Готовят среду по прописи примера 3 и среду ВСУЕАά согласно общеупотребимой прописи. Первая среда имеет темный цвет, другая -черный. Объемы сред в чашках Петри - 30 мл. Приготавливают односуточные культуры указанных штаммов легионелл, которые засевают на агаровые пластинки обоих сред по 0,1 мл взвеси клеток легионелл (по 4×109 м.к.), распределяют их по поверхности и подсушивают агар. Затем на агар накладывают диски с антибиотиками, чаще всего употребляемыми для лечения легионеллеза: рифампицин, офлоксацин, клиндамицин, эритромицин, доксициклин, моксифлоксацин, азитромицин, левофлоксацин и ципрофлоксацин (содержание антибиотика в диске 1-1,25 мкг). На каждую чашку выкладывают не более трех дисков. Посевы инкубируют в течение 48 ч при 35°C, первый учет проводят через 24 ч, замеряя зоны ингибиции роста культуры и сравнивают их диаметры на обоих средах. На вторые сутки данные показатели замеряют еще раз. Результаты сравнительного испытания в определении атибиотикочувствительности культур легионелл представлены в таблице 1.

Как видно из таблицы 1, зоны ингибиции роста газонов культур легионелл всех испытанных штаммов вокруг восьми дисков антибиотиков (рифампицин, офлоксацин, клиндамицин, эритромицин, моксициклин, левофлокасацин и ципрофлоксацин) на среде предложенной в 2-4 раза статистически достоверней (при среднем Хи-квадрате = 6,3) и превышают аналогичные зоны, полученные на контрольной среде BCYEAά, что объяснимо адсорбирующим действием активированного угля в последней. Небольшая зона ингибиции роста легионелл вокруг диска с доксициклином зависит от относительно слабой чувствительности легионелл к данному агенту, сопровождающейся полным отсутствием адсорбирующего эффекта. Таким образом, на предлагаемой среде чувствительность к антибиотикам легионелл выявляется более полно и точно, нежели на среде BCYEAά.

Пример 7

В данном примере представлены результаты сравнительного испытания среды, взятой в оптимальном составе (аналогично примеру 3), и среды BCYEAά для определения антибиотикочувствительности культур легионелл с помощью стрипов, содержащих градиент концентраций антибиотика - эритромицин и левофлоксацин (производство фирмы Оксоид, Е - тест). Культуры легионелл готовят, как указано в примере 6. Стрипы накладывют на засеянный газон культуры в количестве двух на чашку. Учет результатов проводят через сутки инкубации при 35°C, на другие сутки учет результатов повторяют. При наличии чувствительности культуры к испытуемому антибиотику вокруг стрипа образовывалась ракеткообразная зона ингибиции роста культуры легионелл, нижний край зоны ингибиции соответствовал МИК - минимальной ингибирующей концентрации. Результаты представлены в таблице 2.

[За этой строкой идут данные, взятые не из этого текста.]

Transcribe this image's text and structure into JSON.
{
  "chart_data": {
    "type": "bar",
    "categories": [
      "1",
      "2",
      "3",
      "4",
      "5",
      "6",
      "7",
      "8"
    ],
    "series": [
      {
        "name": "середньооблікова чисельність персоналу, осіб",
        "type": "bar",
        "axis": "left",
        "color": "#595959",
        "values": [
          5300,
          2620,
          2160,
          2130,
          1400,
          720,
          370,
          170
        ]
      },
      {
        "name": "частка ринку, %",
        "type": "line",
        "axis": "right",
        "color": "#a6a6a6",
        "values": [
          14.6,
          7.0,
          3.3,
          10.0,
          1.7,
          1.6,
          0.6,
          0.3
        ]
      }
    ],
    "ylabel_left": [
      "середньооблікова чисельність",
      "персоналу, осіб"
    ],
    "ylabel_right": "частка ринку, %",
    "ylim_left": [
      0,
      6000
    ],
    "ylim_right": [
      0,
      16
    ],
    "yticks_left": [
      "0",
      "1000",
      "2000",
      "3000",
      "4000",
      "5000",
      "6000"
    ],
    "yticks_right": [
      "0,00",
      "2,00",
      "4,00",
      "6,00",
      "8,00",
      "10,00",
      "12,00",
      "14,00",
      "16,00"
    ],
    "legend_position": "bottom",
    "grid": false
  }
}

Как видно из таблицы 2, зоны ингибиции роста газонов культур легионелл на среде предложенной примерно в 5 раз превышали по МИК аналогичные показатели на контрольной среде (средний Хи квадрат = 6,3). Следовательно, результаты определения антибиотикочувствительности легионелл с помощью стрипов более точны на предлагаемой среде.

Пример 8

Определение пригодности предлагаемой среды для определения антибиотикочувствительности культур легионелл методом серийных разведений антибиотиков в сравнении со средой ВСУЕАά

Готовят чашки с авторской средой и ВСУЕАα, как указано в предыдущем случае, за исключением того, что в среду вводят антибиотик в ступенчато повышающихся концентрациях: 0,01, 0,05, 0,1, 0,25, 05, 0,75, 1 мкг/мл. Засевают вышеуказанные культуры легионелл на поверхность агара с антибиотиками в дозе - большая петля взвеси с концентрацией 4×109 м.к., образуя посев в виде диска диаметром 1 см. Посевы подсушивают и инкубируют при тех же условиях, что и в предыдущем случае. Срок инкубации - 2 суток, учет - через 24 и 48 ч. Результаты учитывают по наличию или отсутствию роста культуры (см. таблицу 3). Показатели сравнивают для обеих сред.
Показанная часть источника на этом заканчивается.